Benedikt XVI.: Die Krise hat ihre Wurzeln auch im Individualismus
Benedikt XVI. empfiehlt,
die derzeitige Wirtschafts- und Finanzkrise zum Nachdenken darüber zu nutzen, welche
Werte wir uns als Fundament unserer Gesellschaften wünschen. Das sagte er an diesem
Donnerstag bei einer Audienz für die Politik- und Verwaltungschefs von Rom und der
Provinz Latium.
„Die Krise hat, wie ich schon mehrmals gesagt habe, ihre
tiefsten Wurzeln in einer ethischen Krise. Etymologisch gesehen erinnert das Wort
Krise an das Wort „teilen“ oder auch „beurteilen, unterscheiden“. Die jetzige Krise
kann also auch eine Gelegenheit für eine Zivilgesellschaft sein, einmal zu überprüfen:
Haben die Werte, die dem Zusammenleben zugrunde liegen, eine gerechtere, ausgeglichenere
und solidarischere Gesellschaft hervorgebracht? Oder wäre nicht stattdessen ein tiefgreifendes
Umdenken nötig, um Werte wiederzugewinnen, durch die sich die Gesellschaft wirklich
erneuern ließe? Werte, die für ein Wachstum sorgen würden nicht nur in wirtschaftlicher
Hinsicht – für ein Wachstum, das auch das umfassende Wohl der menschlichen Person
fördern kann.“
Das sei auch der Grund, warum sich die Kirche so stark im
Schul- und Bildungsbereich engagiere, so der Papst. Sein Ziel sei „ein neuer Humanismus“,
bei dem der Mensch wirklich als Person ernst genommen werde.
„Die jetzige
Krise hat nämlich unter ihren Wurzeln auch den Individualismus. Er verdunkelt die
Dimension des Menschen als Beziehungswesen und bringt ihn dazu, sich in seine eigene
kleine Welt einzuschließen, nur an die eigenen Wünsche und Bedürfnisse zu denken,
sich kaum um die anderen zu kümmern.

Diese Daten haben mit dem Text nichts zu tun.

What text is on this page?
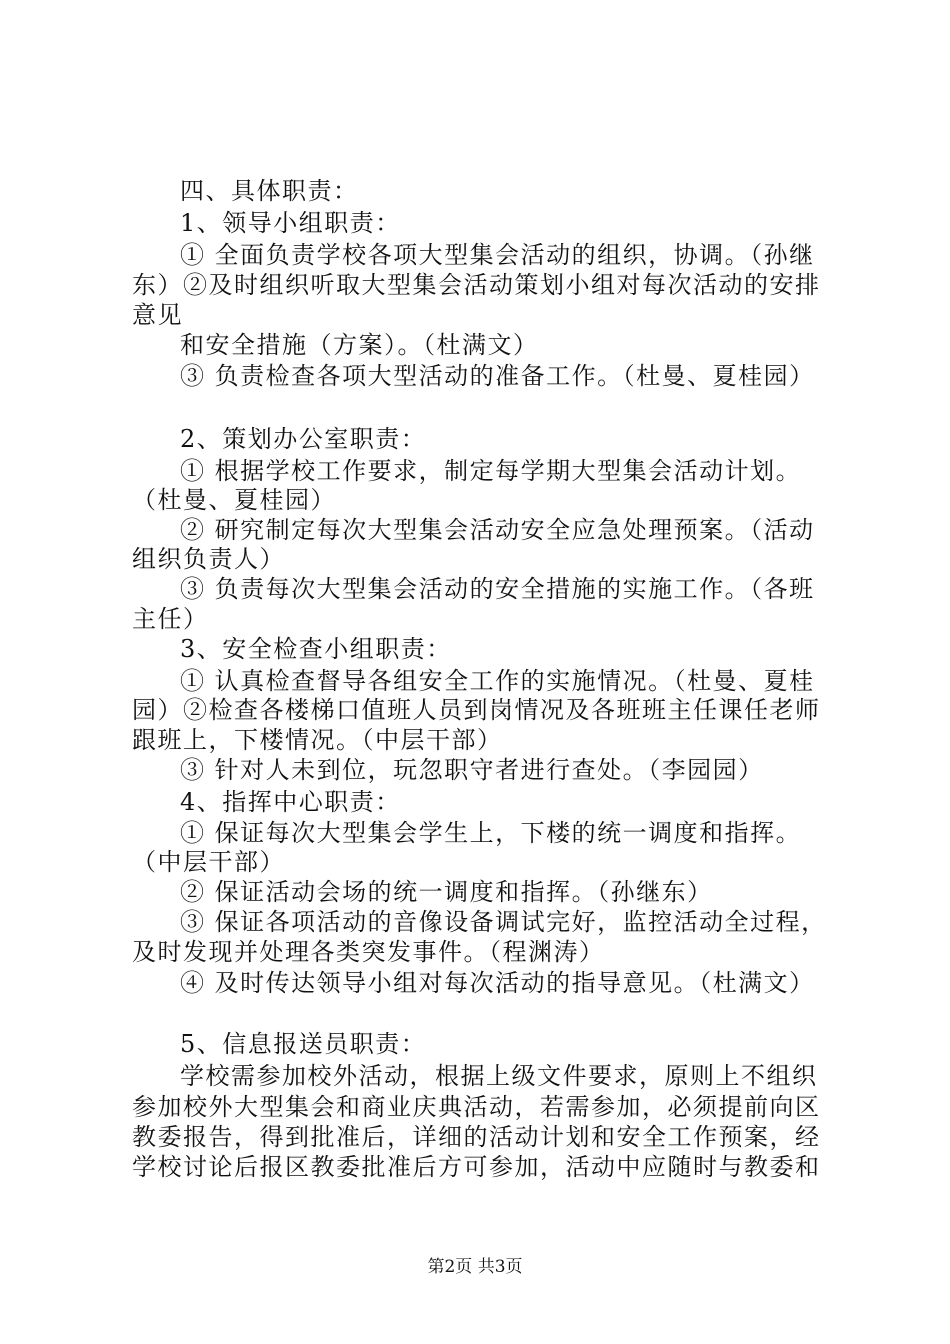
四、具体职责：
1、领导小组职责：
① 全面负责学校各项大型集会活动的组织，协调。（孙继
东）②及时组织听取大型集会活动策划小组对每次活动的安排
意见
和安全措施（方案）。（杜满文）
③ 负责检查各项大型活动的准备工作。（杜曼、夏桂园）
2、策划办公室职责：
① 根据学校工作要求，制定每学期大型集会活动计划。
（杜曼、夏桂园）
② 研究制定每次大型集会活动安全应急处理预案。（活动
组织负责人）
③ 负责每次大型集会活动的安全措施的实施工作。（各班
主任）
3、安全检查小组职责：
① 认真检查督导各组安全工作的实施情况。（杜曼、夏桂
园）②检查各楼梯口值班人员到岗情况及各班班主任课任老师
跟班上，下楼情况。（中层干部）
③ 针对人未到位，玩忽职守者进行查处。（李园园）
4、指挥中心职责：
① 保证每次大型集会学生上，下楼的统一调度和指挥。
（中层干部）
② 保证活动会场的统一调度和指挥。（孙继东）
③ 保证各项活动的音像设备调试完好，监控活动全过程，
及时发现并处理各类突发事件。（程渊涛）
④ 及时传达领导小组对每次活动的指导意见。（杜满文）
5、信息报送员职责：
学校需参加校外活动，根据上级文件要求，原则上不组织
参加校外大型集会和商业庆典活动，若需参加，必须提前向区
教委报告，得到批准后，详细的活动计划和安全工作预案，经
学校讨论后报区教委批准后方可参加，活动中应随时与教委和
第2页 共3页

Die Spekulation am Wohnungsmarkt, die schwierige
Eingliederung der jungen Leute in den Arbeitsmarkt, die Einsamkeit so vieler alter
Leute, die Anonymität des Lebens in den Stadtvierteln – sind das alles vielleicht
nicht Folgen dieser Mentalität?“
Der Glaube sage uns hingegen, „dass der
Mensch zu einem Leben in Beziehung berufen ist und dass das Ich sich findet durch
ein Du, das es akzeptiert und liebt“. Dieses Du sei „vor allem Gott, und es sind die
anderen, vor allem die Nächsten”. Benedikt wörtlich: „Wenn wir wiederentdecken, dass
zu unserem Dasein diese Berufung zur Beziehung gehört, dann tun wir den ersten Schritt
zu einer menschlicheren Gesellschaft“. Der Papst rief die Verantwortlichen Roms und
der Hauptstadtregion zu mehr Anstrengungen für die Integration von Fremden, für die
Familien und für eine „Kultur der Legalität“ auf.